The side ends with “Dropping Bombs on the Whitehouse”, another jazzy instrumental.

Side two opens with “A Gospel”, a track with a bit of a funky edge to it. The rhythm moves well with the rapping vocals. This one stands out from what has come before, and it was something I would have found quite enjoyable had I heard it back in 1984.

“Strength of Your Nature” is also an upbeat song, this time with a bit of a dance beat to it. I could easily see this being played in clubs back in the day, right along side early Wham or Duran Duran. Again, I would have loved this one back in 1984.

“You’re the Best Thing” was the second single from the album. Again, it did well in the UK, also reaching number 5. In the US, however, it stalled at number 76 (and this would be their last single to make it into the Hot 100 in the US). While a little slower than the last two tracks, this one has a nice groove to it and some R&B-like harmonies.

“Here’s One That Got Away” brings back the tempo and adds a little violin to it, giving it a slight country twinge to their bouncy beats.
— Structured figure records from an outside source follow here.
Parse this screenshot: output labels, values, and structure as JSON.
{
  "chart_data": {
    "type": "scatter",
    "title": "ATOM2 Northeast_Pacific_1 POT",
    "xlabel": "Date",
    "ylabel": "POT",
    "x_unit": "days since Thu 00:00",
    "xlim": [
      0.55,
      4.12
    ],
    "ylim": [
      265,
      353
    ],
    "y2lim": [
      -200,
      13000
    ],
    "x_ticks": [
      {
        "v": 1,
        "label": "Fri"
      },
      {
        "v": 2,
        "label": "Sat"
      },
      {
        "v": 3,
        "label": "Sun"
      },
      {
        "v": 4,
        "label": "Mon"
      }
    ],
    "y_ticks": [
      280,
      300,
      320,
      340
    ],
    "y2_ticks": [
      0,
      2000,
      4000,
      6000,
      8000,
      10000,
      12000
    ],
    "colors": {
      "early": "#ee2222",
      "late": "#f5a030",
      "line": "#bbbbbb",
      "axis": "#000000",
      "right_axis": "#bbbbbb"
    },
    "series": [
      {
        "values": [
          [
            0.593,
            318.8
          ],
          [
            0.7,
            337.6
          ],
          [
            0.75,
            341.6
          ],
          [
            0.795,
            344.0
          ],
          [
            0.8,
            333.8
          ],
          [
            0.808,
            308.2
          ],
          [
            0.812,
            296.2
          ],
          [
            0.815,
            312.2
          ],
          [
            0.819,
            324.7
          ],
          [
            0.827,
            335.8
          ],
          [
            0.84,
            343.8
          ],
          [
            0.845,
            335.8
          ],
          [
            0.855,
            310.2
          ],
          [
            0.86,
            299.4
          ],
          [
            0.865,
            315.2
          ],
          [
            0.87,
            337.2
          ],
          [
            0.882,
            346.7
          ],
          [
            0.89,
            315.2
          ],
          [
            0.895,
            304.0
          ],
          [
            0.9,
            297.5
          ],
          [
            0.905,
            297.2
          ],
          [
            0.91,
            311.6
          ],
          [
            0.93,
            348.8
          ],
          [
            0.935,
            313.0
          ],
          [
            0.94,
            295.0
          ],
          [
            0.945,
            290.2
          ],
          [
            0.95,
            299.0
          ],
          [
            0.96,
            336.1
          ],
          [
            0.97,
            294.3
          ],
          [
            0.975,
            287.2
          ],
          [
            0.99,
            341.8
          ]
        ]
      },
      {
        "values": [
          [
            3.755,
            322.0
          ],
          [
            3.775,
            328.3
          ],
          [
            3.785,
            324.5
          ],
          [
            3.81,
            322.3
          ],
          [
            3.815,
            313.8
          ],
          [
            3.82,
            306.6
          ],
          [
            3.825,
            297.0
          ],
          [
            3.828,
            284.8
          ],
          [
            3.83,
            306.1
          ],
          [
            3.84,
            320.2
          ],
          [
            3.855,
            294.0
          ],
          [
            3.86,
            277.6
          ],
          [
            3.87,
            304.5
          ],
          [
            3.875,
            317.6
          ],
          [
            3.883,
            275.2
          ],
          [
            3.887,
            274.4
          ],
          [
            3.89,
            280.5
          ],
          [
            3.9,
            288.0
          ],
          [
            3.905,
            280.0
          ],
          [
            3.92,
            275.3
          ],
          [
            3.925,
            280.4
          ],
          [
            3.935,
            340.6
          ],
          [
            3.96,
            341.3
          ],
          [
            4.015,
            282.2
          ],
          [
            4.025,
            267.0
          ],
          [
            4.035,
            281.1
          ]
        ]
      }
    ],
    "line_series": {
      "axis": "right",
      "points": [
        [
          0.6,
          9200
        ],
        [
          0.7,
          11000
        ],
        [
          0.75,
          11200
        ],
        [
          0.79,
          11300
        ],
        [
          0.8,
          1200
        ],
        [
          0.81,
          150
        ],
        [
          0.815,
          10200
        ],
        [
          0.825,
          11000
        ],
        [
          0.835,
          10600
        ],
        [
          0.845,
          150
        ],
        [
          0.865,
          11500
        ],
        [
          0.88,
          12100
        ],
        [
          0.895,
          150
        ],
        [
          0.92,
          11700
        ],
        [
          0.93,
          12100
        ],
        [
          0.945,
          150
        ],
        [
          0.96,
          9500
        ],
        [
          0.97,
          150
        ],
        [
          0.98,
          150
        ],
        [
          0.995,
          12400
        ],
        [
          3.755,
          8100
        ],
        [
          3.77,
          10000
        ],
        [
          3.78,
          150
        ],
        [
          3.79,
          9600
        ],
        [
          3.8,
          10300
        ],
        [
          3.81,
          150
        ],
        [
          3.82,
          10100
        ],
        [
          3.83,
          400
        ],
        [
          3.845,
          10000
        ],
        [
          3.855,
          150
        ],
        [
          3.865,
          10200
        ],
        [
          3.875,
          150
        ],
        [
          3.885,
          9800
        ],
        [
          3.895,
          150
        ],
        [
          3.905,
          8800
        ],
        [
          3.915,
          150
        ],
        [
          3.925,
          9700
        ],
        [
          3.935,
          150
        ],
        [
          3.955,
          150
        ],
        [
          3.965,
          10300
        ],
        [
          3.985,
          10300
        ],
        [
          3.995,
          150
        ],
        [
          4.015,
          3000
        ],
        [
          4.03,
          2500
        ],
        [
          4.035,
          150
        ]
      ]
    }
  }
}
The combination really works for me.

“Headstart for Happiness” keeps that mid-tempo going with a nice duet between Weller and then wife Lee.

The album ends with “Council Meetin’”, another short instrumental track. This upbeat one features Talbot on the organ. Again, very pleasant.

Overall, I have to say the album was a nice, enjoyable listen. Side one was something I would not have generally sought out back in 1984 as it was a bit more sophisticated and laid back than this (at the time) college freshman would have been into. But, as an older adult, I can appreciate it for the many musical elements it contains. Side two has a nice party feel to it - it was something I would have gotten into very much so back then. Overall, this album has a lot going for it. It is something I’d be inclined to seek out to download today, just for the pleasant variety.